My place of involvement: Matera, Italy

The guiding principe of my life: to give myself fully

What does the Lord want me to do with my life?

 

It is always difficult to make a choice, and when we finally manage to decide, if the world around us seems to think differently, things get even more complicated!

In 2006, I had a job and a promising career ahead of me, but over the last few months, various events had disrupted my plans and one question had resurfaced: ‘What does the Lord want me to do with my life?’

This had upset me and led me to question everything I had built up until then. Unfortunately, the people I confided in did not help me to make a true discernment, but an idea had now taken root in me: I could only respond to the love of God that I had discovered for myself through total self-giving, and therefore through religious life.

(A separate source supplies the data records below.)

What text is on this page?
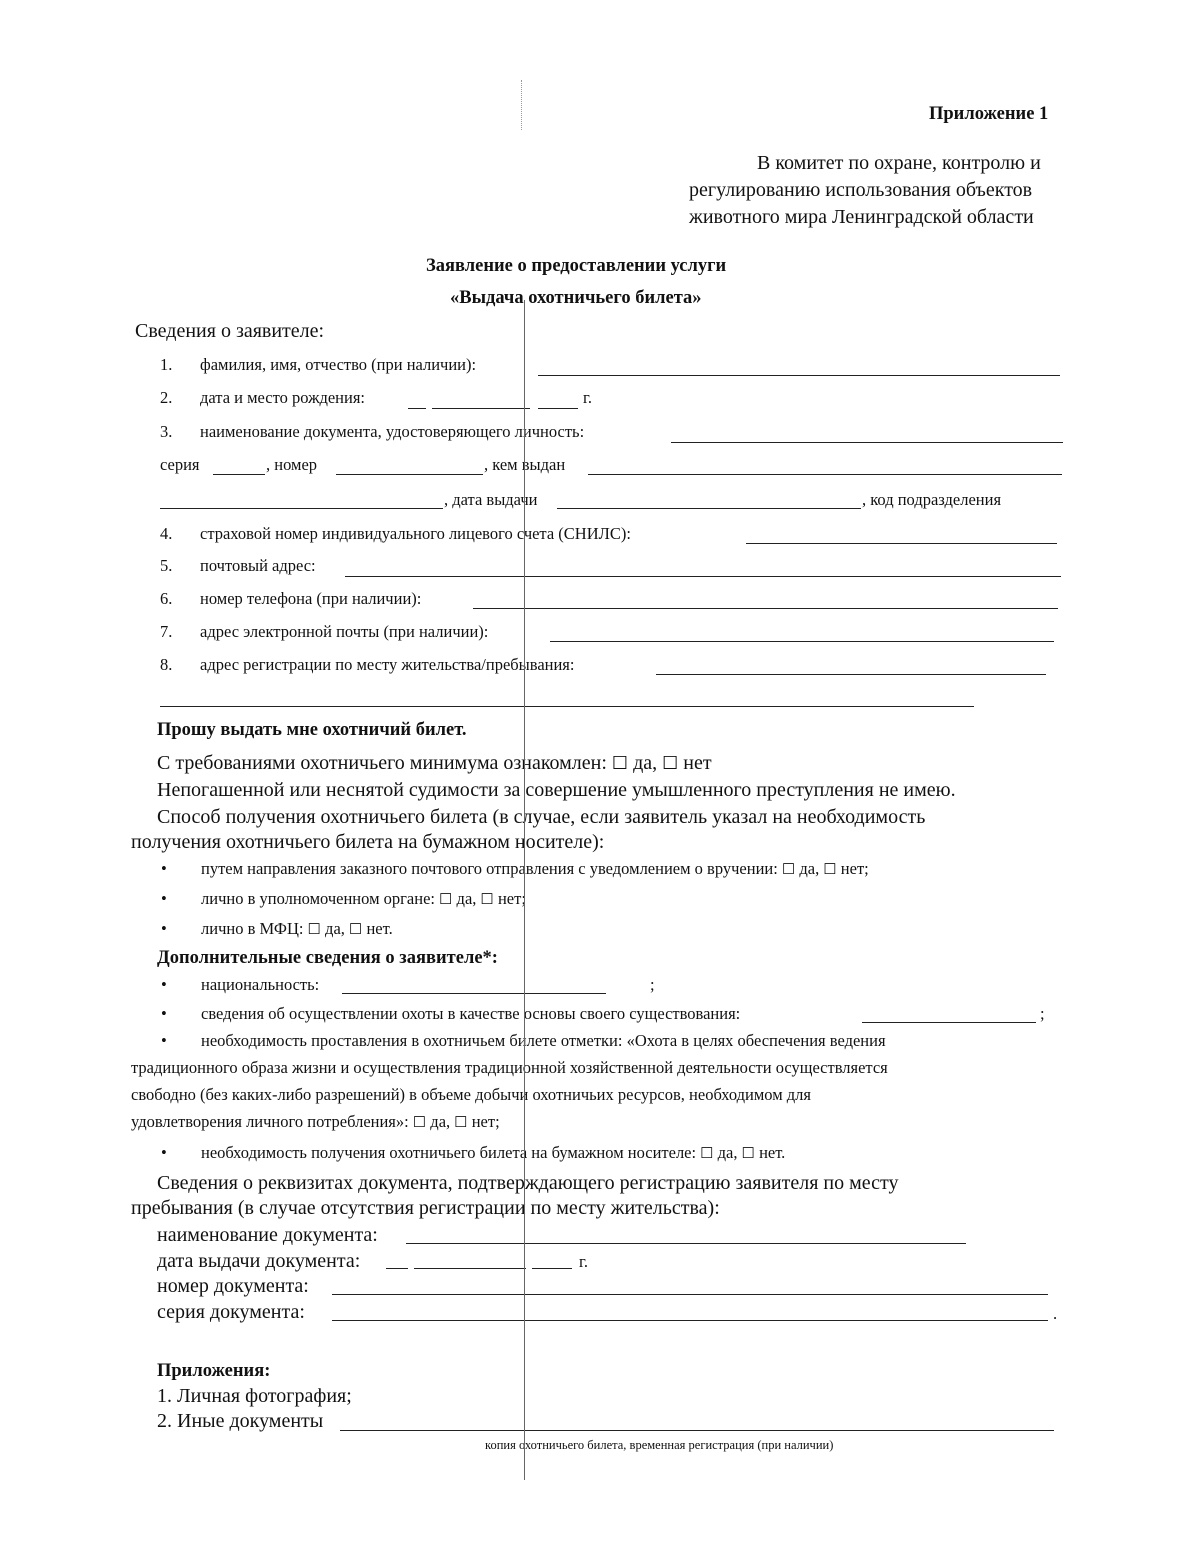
Приложение 1
В комитет по охране, контролю и
регулированию использования объектов
животного мира Ленинградской области
Заявление о предоставлении услуги
«Выдача охотничьего билета»
Сведения о заявителе:
1. фамилия, имя, отчество (при наличии):
2. дата и место рождения:	г.
3. наименование документа, удостоверяющего личность:
серия	, номер	, кем выдан
, дата выдачи	, код подразделения
4. страховой номер индивидуального лицевого счета (СНИЛС):
5. почтовый адрес:
6. номер телефона (при наличии):
7. адрес электронной почты (при наличии):
8. адрес регистрации по месту жительства/пребывания:
Прошу выдать мне охотничий билет.
С требованиями охотничьего минимума ознакомлен: ☐ да, ☐ нет
Непогашенной или неснятой судимости за совершение умышленного преступления не имею.
Способ получения охотничьего билета (в случае, если заявитель указал на необходимость
получения охотничьего билета на бумажном носителе):
• путем направления заказного почтового отправления с уведомлением о вручении: ☐ да, ☐ нет;
• лично в уполномоченном органе: ☐ да, ☐ нет;
• лично в МФЦ: ☐ да, ☐ нет.
Дополнительные сведения о заявителе*:
• национальность:	;
• сведения об осуществлении охоты в качестве основы своего существования:	;
• необходимость проставления в охотничьем билете отметки: «Охота в целях обеспечения ведения
традиционного образа жизни и осуществления традиционной хозяйственной деятельности осуществляется
свободно (без каких-либо разрешений) в объеме добычи охотничьих ресурсов, необходимом для
удовлетворения личного потребления»: ☐ да, ☐ нет;
• необходимость получения охотничьего билета на бумажном носителе: ☐ да, ☐ нет.
Сведения о реквизитах документа, подтверждающего регистрацию заявителя по месту
пребывания (в случае отсутствия регистрации по месту жительства):
наименование документа:
дата выдачи документа:	г.
номер документа:
серия документа:	.
Приложения:
1. Личная фотография;
2. Иные документы
копия охотничьего билета, временная регистрация (при наличии)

The first problem was a contract that prevented me from leaving my job for seven years, with no termination clause or possible escape clause.

Making a free choice

 

But how could I decide to take a leap of faith, to leave everything behind, at the risk of not being fully understood by the people who love me… all this for You, Lord, and You block me, You make me turn back and You don’t let me follow my dream, which I thought was also Yours?

On the contrary, those seven years were fundamental in helping me make a truly free and well-considered choice!

It wasn’t easy, especially at the beginning. I did not understand how the Lord could allow this to happen. Then, when I found myself having to leave the city where I was working to integrate into a new context that did not know me, but which already knew my story even before I arrived, the difficulty increased.

But it was precisely during those years that I met other young people who were asking themselves fundamental questions about the meaning of life, that I discovered Ignatian spirituality, that I deepened my desire and discovered that there were many possible responses to God’s love, all of equal value.

Being alongside the little ones of this world

 

I discovered that the Lord did not want me to do one thing rather than another, but only that I might live a full life, in joy, following him, with the people he had placed beside me.

I met someone who wanted to live a more intimate life, and I felt that this was not what would bring fulfilment to my life. I understood that Ignatian spirituality had shaped my adult journey of faith and that it was in this spirituality that I could find my path. I met the Helper Sisters and discovered that what I wanted was to be alongside the little ones of this world, in simplicity, joy and abandonment to the Father.

 

In short, my choice was confirmed, but it took time and a few ‘difficult passages’ to deepen it, confirm it, and in a way, ‘purify’ it.